In this issue of Oncotarget, Sha et al. [7] report that loss of Gadd45b accelerates the development of BCR-ABL driven CML in mice and leads to decreased median survival. The Gadd45b-deficient CML progenitors exhibited increased proliferation and decreased apoptosis, and this was associated with hyper-activation of c-Jun NH2-terminal kinase and Stat5. The same group previously reported similar findings for loss of another family member, Gadd45a. Loss of Gadd45a also accelerated the development of BCR-ABL driven CML, and this was associated with enhanced PI3K-AKT-mTOR-4E-BP1 signaling, upregulation of p30C/EBPα expression, and hyper-activation of p38 and Stat5. Importantly, these findings are highly clinically relevant, since Gadd45a expression in human CML patients is high in the indolent, chronic phase of CML, but is markedly downregulated in the aggressive, accelerated phase of CML and blast crisis CML [8]. Collectively, these results provide novel evidence that Gadd45a functions as a suppressor of BCR/ABL driven leukemia and may serve as a unique prognostic marker of CML progression. Also, these findings provide novel evidence that Gadd45b, like Gadd45a, functions as a suppressor of BCR-ABL driven leukemia, albeit via a different mechanism.

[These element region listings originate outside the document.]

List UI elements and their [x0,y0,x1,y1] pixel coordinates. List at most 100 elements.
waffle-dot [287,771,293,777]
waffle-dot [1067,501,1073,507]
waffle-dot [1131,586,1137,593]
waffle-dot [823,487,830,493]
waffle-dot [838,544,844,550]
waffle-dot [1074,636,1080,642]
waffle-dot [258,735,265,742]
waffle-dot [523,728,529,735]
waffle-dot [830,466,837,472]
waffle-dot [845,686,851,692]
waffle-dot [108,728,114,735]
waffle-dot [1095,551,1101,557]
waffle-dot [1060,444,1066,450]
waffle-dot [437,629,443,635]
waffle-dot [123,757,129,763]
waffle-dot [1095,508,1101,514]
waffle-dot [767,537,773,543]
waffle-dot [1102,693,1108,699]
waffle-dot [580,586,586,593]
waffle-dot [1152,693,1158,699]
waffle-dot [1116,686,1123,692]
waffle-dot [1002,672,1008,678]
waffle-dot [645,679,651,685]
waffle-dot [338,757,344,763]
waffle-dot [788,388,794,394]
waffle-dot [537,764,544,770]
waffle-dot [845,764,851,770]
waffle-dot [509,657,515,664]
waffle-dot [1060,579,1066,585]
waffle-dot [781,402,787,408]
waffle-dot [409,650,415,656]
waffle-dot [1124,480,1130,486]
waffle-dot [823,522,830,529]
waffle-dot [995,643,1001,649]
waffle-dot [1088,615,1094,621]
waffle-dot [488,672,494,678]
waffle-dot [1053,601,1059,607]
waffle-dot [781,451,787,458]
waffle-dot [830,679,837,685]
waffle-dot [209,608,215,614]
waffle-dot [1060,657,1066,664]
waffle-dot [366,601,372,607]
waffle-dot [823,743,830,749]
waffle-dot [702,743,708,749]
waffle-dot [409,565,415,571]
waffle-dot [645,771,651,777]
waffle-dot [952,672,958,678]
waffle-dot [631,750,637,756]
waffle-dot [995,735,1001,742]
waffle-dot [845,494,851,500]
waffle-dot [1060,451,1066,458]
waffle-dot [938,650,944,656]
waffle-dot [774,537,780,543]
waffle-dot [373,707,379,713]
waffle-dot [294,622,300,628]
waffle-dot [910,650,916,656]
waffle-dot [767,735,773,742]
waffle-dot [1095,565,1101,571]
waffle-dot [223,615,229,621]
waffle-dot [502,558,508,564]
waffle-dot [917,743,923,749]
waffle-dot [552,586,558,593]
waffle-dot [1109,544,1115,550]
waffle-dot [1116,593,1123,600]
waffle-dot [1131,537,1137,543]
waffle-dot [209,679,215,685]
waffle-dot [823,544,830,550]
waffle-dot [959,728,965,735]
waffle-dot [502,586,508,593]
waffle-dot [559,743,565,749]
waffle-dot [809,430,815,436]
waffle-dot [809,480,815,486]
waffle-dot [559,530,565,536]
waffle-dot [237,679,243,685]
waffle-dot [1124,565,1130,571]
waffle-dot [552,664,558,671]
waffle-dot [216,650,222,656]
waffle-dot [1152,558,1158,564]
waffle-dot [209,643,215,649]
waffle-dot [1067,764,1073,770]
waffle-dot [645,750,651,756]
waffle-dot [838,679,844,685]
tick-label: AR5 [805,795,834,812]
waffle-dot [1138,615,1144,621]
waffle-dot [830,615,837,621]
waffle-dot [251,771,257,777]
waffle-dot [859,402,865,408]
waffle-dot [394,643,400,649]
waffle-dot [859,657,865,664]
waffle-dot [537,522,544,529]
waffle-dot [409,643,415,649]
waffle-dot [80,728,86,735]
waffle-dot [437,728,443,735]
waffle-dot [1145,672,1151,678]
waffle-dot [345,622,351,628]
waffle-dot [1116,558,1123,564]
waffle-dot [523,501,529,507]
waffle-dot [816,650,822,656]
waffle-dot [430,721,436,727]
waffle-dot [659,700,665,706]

The role of Gadd45 family proteins as tumor suppressors may also be important in other hematologic malignancies as other studies have shown that the repression of Gadd45a by activated FLT3 and GM-CSF receptor mutants contributes to growth, survival and blocked differentiation in both the murine factor-dependent bi-potential myeloid cell line, FDB1, and in two human FLT3-ITD AML cell lines (MV4;11 and MOLM-13) [4]. Gadd45a methylation is also a predictor of poor overall survival in a broad spectrum of acute myeloid leukemias, and is associated with IDH1/2 and DNMT3A mutations [5].
Nevertheless, many questions remain to be addressed before the full potential of these findings can be realized. 1) How do Gadd45 proteins sense BCR-ABL leukemic signaling? 2) Do they function upstream or downstream of the BCR-ABL fusion? 3) Can Gadd45 upregulation mitigate Imatinib resistance or attenuate CML progression upon development of resistance? 4) Can pharmacologic inhibition of Gadd45 regulated signaling pathways be exploited in Imatinib resistant CML and in FLT3 and MLL9-AF9 AML? Answers to these questions may significantly inform the management of CML by predicting and attenuating resistance to Imatinib.